When the RDB is finally bumped off, there will be plenty of suspects. Sybase/Hana have got form, with the most brutal taming of big data in memory.
Then there's the Hadoop crowd, such as CloudEra, with their aggressive mantra of NoSQL, by which they are determined to take over the database market, with their promises of real time transaction processing and big data analytics. If RDB went missing from the datacentre, the first one to be called into Columbo's office for questioning would be Amr Awadallah, founder and CEO of Cloudera and an open source advocate. “My wife thinks you're terrific, Mr Awadallah. But just one thing. Didn't you say that that you were going to blow RDB out of the water? What did you mean by that?”
As so often happens with these open and shut cases, the most immediate suspect turns out to be a red herring. Yes, CloudEra made a good case for parallel processing, but it soon emerges there was another party with a motive.
In Act Two (after the ad break) we find our detective grappling with a hitherto overlooked candidate who, on closer reflection, had a much stronger motive. Jim Starkey and RDB go back all the way. Starkey created databases for DEC when they were the Digital Equipment Company and data was backed up onto giant tapes. Happy days. But somehow, he and RDB fell out (he wanted it to be more flexible, but the old bugger refused to budge) and so Starkey and his accomplice Barry Morris hatched a fiendish plan. They intended to design a new variation of the database, which could be replicated onto hundreds of machines, could multi task and was completely fault tolerant.
With fox-like cunning, they devised a plan so that traditional databases could be slowly migrated onto this new model, without anyone noticing. It was the perfect plot, admitted Morris, the CEO of this joint enterprise, NuoDB, when I questioned him in Amsterdam at Gigaom.

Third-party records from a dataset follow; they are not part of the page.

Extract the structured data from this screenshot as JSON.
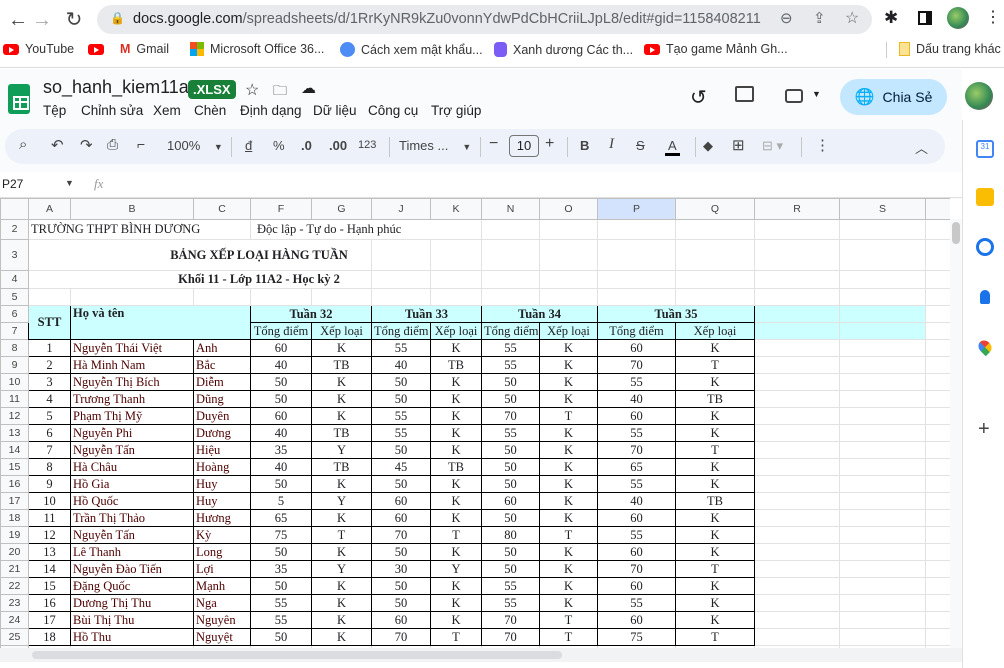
{
  "browser": {
    "url_host": "docs.google.com",
    "url_path": "/spreadsheets/d/1RrKyNR9kZu0vonnYdwPdCbHCriiLJpL8/edit#gid=1158408211",
    "bookmarks": [
      {
        "label": "YouTube",
        "icon": "youtube-icon"
      },
      {
        "label": "Gmail",
        "icon": "gmail-icon"
      },
      {
        "label": "Microsoft Office 36...",
        "icon": "microsoft-icon"
      },
      {
        "label": "Cách xem mật khẩu...",
        "icon": "site-icon"
      },
      {
        "label": "Xanh dương Các th...",
        "icon": "site-icon"
      },
      {
        "label": "Tạo game Mảnh Gh...",
        "icon": "youtube-icon"
      }
    ],
    "other_bookmarks": "Dấu trang khác"
  },
  "doc": {
    "title": "so_hanh_kiem11a2",
    "badge": ".XLSX",
    "share_label": "Chia Sẻ",
    "menu": [
      "Tệp",
      "Chỉnh sửa",
      "Xem",
      "Chèn",
      "Định dạng",
      "Dữ liệu",
      "Công cụ",
      "Trợ giúp"
    ]
  },
  "toolbar": {
    "zoom": "100%",
    "currency": "đ",
    "percent": "%",
    "dec_less": ".0",
    "dec_more": ".00",
    "format_123": "123",
    "font": "Times ...",
    "font_size": "10"
  },
  "formula_bar": {
    "cell_ref": "P27",
    "fx": "fx"
  },
  "columns": [
    "A",
    "B",
    "C",
    "F",
    "G",
    "J",
    "K",
    "N",
    "O",
    "P",
    "Q",
    "R",
    "S"
  ],
  "selected_column": "P",
  "sheet": {
    "school": "TRƯỜNG THPT BÌNH DƯƠNG",
    "motto": "Độc lập - Tự do - Hạnh phúc",
    "title": "BẢNG XẾP LOẠI HÀNG TUẦN",
    "subtitle": "Khối 11 - Lớp 11A2 - Học kỳ 2",
    "h_stt": "STT",
    "h_name": "Họ và tên",
    "weeks": [
      "Tuần 32",
      "Tuần 33",
      "Tuần 34",
      "Tuần 35"
    ],
    "h_score": "Tổng điểm",
    "h_rank": "Xếp loại",
    "rows": [
      [
        "1",
        "Nguyễn Thái Việt",
        "Anh",
        "60",
        "K",
        "55",
        "K",
        "55",
        "K",
        "60",
        "K"
      ],
      [
        "2",
        "Hà Minh Nam",
        "Bắc",
        "40",
        "TB",
        "40",
        "TB",
        "55",
        "K",
        "70",
        "T"
      ],
      [
        "3",
        "Nguyễn Thị Bích",
        "Diễm",
        "50",
        "K",
        "50",
        "K",
        "50",
        "K",
        "55",
        "K"
      ],
      [
        "4",
        "Trương Thanh",
        "Dũng",
        "50",
        "K",
        "50",
        "K",
        "50",
        "K",
        "40",
        "TB"
      ],
      [
        "5",
        "Phạm Thị Mỹ",
        "Duyên",
        "60",
        "K",
        "55",
        "K",
        "70",
        "T",
        "60",
        "K"
      ],
      [
        "6",
        "Nguyễn Phi",
        "Dương",
        "40",
        "TB",
        "55",
        "K",
        "55",
        "K",
        "55",
        "K"
      ],
      [
        "7",
        "Nguyễn Tấn",
        "Hiệu",
        "35",
        "Y",
        "50",
        "K",
        "50",
        "K",
        "70",
        "T"
      ],
      [
        "8",
        "Hà Châu",
        "Hoàng",
        "40",
        "TB",
        "45",
        "TB",
        "50",
        "K",
        "65",
        "K"
      ],
      [
        "9",
        "Hồ Gia",
        "Huy",
        "50",
        "K",
        "50",
        "K",
        "50",
        "K",
        "55",
        "K"
      ],
      [
        "10",
        "Hồ Quốc",
        "Huy",
        "5",
        "Y",
        "60",
        "K",
        "60",
        "K",
        "40",
        "TB"
      ],
      [
        "11",
        "Trần Thị Thảo",
        "Hương",
        "65",
        "K",
        "60",
        "K",
        "50",
        "K",
        "60",
        "K"
      ],
      [
        "12",
        "Nguyễn Tấn",
        "Kỳ",
        "75",
        "T",
        "70",
        "T",
        "80",
        "T",
        "55",
        "K"
      ],
      [
        "13",
        "Lê Thanh",
        "Long",
        "50",
        "K",
        "50",
        "K",
        "50",
        "K",
        "60",
        "K"
      ],
      [
        "14",
        "Nguyễn Đào Tiến",
        "Lợi",
        "35",
        "Y",
        "30",
        "Y",
        "50",
        "K",
        "70",
        "T"
      ],
      [
        "15",
        "Đặng Quốc",
        "Mạnh",
        "50",
        "K",
        "50",
        "K",
        "55",
        "K",
        "60",
        "K"
      ],
      [
        "16",
        "Dương Thị Thu",
        "Nga",
        "55",
        "K",
        "50",
        "K",
        "55",
        "K",
        "55",
        "K"
      ],
      [
        "17",
        "Bùi Thị Thu",
        "Nguyên",
        "55",
        "K",
        "60",
        "K",
        "70",
        "T",
        "60",
        "K"
      ],
      [
        "18",
        "Hồ Thu",
        "Nguyệt",
        "50",
        "K",
        "70",
        "T",
        "70",
        "T",
        "75",
        "T"
      ]
    ]
  },
  "colors": {
    "header_fill": "#ccffff",
    "share": "#c2e7ff",
    "badge": "#188038",
    "selected_col": "#d3e3fd"
  }
}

“It scales upwards and outwards and overcomes the limited processing options open to traditional databases,” said Morris. It's perfect for the new environment of commodity data centres and fluid computing resources, which can ebb and flow in accordance with the tides of ecommerce sites.
“This new model is fault tolerant, faster and cheaper,” said Morris, “datacentres could use fewer people to run more systems. It would save a fortune on back ups, performance management and storage. And you can migrate the old database onto this.”
And they would have got way with it too, if it wasn't for a young startup, SQLstream, sticking its nose in where it doesn't below. Damian Black, its CEO, might have accidentally disrupted the perfect disposal of RDB, by creating a real time analytical system that doesn't need to number crunch big data. Instead, it intercepts live data streams, in real time, and creates insights from them a lot quicker. If they used it to analyse tweets about traffic jams, for example, they could avoid hundreds of millions of snarl ups on the motorway by tipping people off quicker than those ludicrous outdated 'information' notices they have on all our major trunk roads.
How does SQLstream do this? I've got no idea – that's all I've got on them. But I suggest you pull Damian Black in for questioning. He seems like a nice man. Mind you, they all do, at first...